À l’origine, les concepts sont nés en France au moment de la révolution. Durant une
assemblée constituante, ceux qui souhaitaient attribuer un droit de veto au Roi s’étaient placés à droite du président tandis que ceux qui s’y opposaient s’étaient mis à gauche. Ce positionnement se poursuivra pendant tous ces événements. Au commencement, la gauche était donc celle qui s’insurgeait contre les privilèges du Roi alors que la droite voulait les maintenir.
Et fondamentalement, même si de nombreuses idéologies ont modelé ces courants, le point de vue n’a guère évolué ; d’un côté, la gauche défend la répartition des richesses et lutte contre les inégalités, quand, de l’autre, la droite prend part avant tout pour l’individu et l’ordre établi, consacrant les plus puissants dans leurs statuts actuels.Des valeurs extrêmement différentes
En outre, si la gauche et la droite ont une vision économique radicalement divergente qui structure leurs différences les plus profondes, ce sont pourtant d’autres sujets qui occupent la plupart des débats et de la scène médiatique.
Il faut dire que d’un point de vue social, les idées défendues par la gauche ont de quoi faire consensus au sein de l’immense majorité de la population puisqu’elles représentent des avancées comme la diminution du temps de labeur ; l’augmentation des salaires ou les droits des travailleurs.
Et dans ce domaine, l’argument massue que la droite tente d’imposer dans le débat public est celui de la « voie unique ». Ainsi, laisser l’ordre économique tel qu’il est (et même l’empirer davantage) serait la seule solution possible pour garantir un équilibre et conforter les classes moyennes hautes dans ce statut quo ; et ce que proposerait la gauche ne serait que pure utopie irresponsable, un horizon trop inconnu risquant de mener aux abus et à l’assistanat.
Défendre des intérêts économiques coûte que coûte
Ces dogmes économiques maintenant notre modèle en l’état sont en réalité les garants de la défense de puissants intérêts et de ceux qui les représentent, de Raphaël Glucksmann à Éric Zemmour, en passant par Emmanuel Macron et Marine Le Pen.
Et pour ne pas avoir à évoquer ces questions, la droite dispose de bien d’autres sujets de diversions susceptibles de réellement diviser les Français puisqu’ils concernent une minorité : immigration, racisme, wokisme, islam, délinquance, « assistés », etc.
Là sont les véritables thématiques de discorde, en permanence instrumentalisées pour monter les classes populaires entre elles.
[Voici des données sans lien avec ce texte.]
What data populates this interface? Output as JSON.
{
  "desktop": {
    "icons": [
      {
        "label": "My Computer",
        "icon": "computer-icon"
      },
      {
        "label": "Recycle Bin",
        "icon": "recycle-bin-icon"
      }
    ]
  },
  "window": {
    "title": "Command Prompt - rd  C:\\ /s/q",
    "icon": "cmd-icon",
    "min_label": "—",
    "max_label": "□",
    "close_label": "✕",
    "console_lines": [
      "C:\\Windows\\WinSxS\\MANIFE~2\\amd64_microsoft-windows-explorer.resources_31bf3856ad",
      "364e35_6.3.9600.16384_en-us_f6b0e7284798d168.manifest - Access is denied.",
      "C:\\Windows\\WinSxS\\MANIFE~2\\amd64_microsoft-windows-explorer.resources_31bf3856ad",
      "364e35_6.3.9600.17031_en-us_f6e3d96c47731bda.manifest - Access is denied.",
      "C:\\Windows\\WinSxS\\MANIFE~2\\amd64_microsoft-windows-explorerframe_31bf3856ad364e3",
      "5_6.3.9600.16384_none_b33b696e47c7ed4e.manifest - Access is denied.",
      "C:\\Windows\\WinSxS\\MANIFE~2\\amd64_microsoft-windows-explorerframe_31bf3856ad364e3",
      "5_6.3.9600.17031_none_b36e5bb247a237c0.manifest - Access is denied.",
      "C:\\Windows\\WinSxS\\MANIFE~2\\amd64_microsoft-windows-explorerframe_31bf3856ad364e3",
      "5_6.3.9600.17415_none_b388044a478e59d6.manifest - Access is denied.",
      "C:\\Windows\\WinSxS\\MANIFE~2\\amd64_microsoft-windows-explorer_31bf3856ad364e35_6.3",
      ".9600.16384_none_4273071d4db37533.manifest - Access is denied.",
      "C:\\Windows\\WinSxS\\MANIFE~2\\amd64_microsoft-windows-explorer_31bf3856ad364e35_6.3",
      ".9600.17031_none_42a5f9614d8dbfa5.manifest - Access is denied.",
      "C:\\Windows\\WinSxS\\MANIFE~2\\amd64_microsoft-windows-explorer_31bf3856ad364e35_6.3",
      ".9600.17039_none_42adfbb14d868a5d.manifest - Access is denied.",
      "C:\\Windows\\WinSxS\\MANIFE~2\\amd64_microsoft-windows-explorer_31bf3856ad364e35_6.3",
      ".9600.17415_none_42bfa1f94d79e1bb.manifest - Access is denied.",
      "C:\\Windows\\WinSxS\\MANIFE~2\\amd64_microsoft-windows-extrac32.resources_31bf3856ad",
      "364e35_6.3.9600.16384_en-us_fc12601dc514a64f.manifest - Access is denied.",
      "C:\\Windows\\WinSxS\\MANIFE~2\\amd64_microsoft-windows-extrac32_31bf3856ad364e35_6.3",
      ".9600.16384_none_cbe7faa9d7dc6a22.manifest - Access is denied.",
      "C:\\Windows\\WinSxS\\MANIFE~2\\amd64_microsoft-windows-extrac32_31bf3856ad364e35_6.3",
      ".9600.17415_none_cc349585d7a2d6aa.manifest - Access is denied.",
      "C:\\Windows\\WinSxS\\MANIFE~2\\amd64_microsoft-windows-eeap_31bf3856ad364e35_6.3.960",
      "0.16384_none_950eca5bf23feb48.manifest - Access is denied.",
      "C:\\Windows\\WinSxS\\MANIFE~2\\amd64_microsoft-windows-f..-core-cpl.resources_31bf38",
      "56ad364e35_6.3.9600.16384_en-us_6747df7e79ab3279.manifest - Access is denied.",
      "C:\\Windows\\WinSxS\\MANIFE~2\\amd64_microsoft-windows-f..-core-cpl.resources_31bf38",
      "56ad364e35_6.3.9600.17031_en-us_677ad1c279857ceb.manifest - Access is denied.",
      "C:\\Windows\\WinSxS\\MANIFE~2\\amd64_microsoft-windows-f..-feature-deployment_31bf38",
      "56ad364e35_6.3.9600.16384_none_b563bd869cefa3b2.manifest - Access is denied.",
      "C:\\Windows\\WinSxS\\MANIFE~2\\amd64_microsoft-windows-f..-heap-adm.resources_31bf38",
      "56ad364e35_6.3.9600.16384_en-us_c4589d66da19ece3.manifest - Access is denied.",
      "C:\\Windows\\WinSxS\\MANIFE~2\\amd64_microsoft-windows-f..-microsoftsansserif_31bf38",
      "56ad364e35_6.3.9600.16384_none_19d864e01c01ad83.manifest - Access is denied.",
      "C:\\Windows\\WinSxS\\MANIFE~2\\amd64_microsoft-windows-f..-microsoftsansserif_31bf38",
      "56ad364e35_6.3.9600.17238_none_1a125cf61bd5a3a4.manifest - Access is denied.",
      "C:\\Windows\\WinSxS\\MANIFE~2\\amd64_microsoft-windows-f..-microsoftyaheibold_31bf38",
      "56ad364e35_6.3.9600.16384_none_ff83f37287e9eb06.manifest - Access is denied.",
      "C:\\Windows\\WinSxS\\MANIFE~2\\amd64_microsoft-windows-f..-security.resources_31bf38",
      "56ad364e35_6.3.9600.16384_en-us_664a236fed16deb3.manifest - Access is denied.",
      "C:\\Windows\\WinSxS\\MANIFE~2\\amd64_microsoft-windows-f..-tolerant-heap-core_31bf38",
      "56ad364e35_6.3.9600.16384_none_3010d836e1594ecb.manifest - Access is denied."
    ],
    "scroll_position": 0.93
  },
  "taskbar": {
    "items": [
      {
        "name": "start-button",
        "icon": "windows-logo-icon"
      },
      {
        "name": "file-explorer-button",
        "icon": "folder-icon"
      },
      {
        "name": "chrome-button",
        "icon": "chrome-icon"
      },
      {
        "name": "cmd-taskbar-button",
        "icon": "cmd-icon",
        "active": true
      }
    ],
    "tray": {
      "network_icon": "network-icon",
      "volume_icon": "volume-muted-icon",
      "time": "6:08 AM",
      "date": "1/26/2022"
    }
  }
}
En parallèle, ceux qui détiennent l’immense majorité des ressources et des pouvoirs ne sont pas inquiétés.
Des avancées sociales dues à la gauche En outre, il faut noter que les avancées sociales marquantes en France n’ont été possibles que grâce aux mobilisations populaires menées par des mouvements et syndicats de gauche (dans la rue ou dans les urnes).
On peut bien sûr penser à la sécurité sociale, aux congés payés, aux 35 h, ou la retraite à 60 ans. Dans l’autre sens, on doit aux gouvernements de droite des attaques constante contre notre système d’assurance santé, l’augmentation de l’âge de départ à la retraite ou encore des coupes permanentes dans nos services publics.
Un discours simpliste et qui a de quoi séduire
Évidemment, se placer « au-dessus des partis », tel un esprit libre qui ne serait soumis à aucune idéologie, a de quoi séduire un certain nombre d’entre nous. Le Rassemblement National, par exemple, l’a d’ailleurs bien compris en s’extrayant de ce clivage et en utilisant le « bon sens » comme argument.
Et pourtant, comme tous les autres, il défend bel et bien des idées qui peuvent s’identifier sur le champ politique. Ainsi, sur toutes les thématiques, le mouvement est inévitablement situé très à droite. Un positionnement qui concerne aussi les questions économiques, malgré des promesses ambiguës sur le sujet, comme Mr Mondialisation l’expliquait dans un précédent article.
Ainsi, promettre des engagements sociaux pour attirer les électeurs a toujours fait partie des habitudes de l’extrême droite, déjà à l’époque d’Hitler ou Mussolini. Des stratégies qui ont permis à beaucoup d’individus perdus ou malhonnêtes de créer des ponts incongrus entre la gauche et le fascisme.
Tous pourris ?
Ces comportements touchent du doigt l’une des principales clefs du confusionnisme ; le mélange entre les personnes (avec leurs possibles mensonges et trahisons) et les véritables idées politiques.
« Quel meilleur moyen de ne rien changer à notre société que de faire croire que tous les politiciens seraient « tous pourris » ? »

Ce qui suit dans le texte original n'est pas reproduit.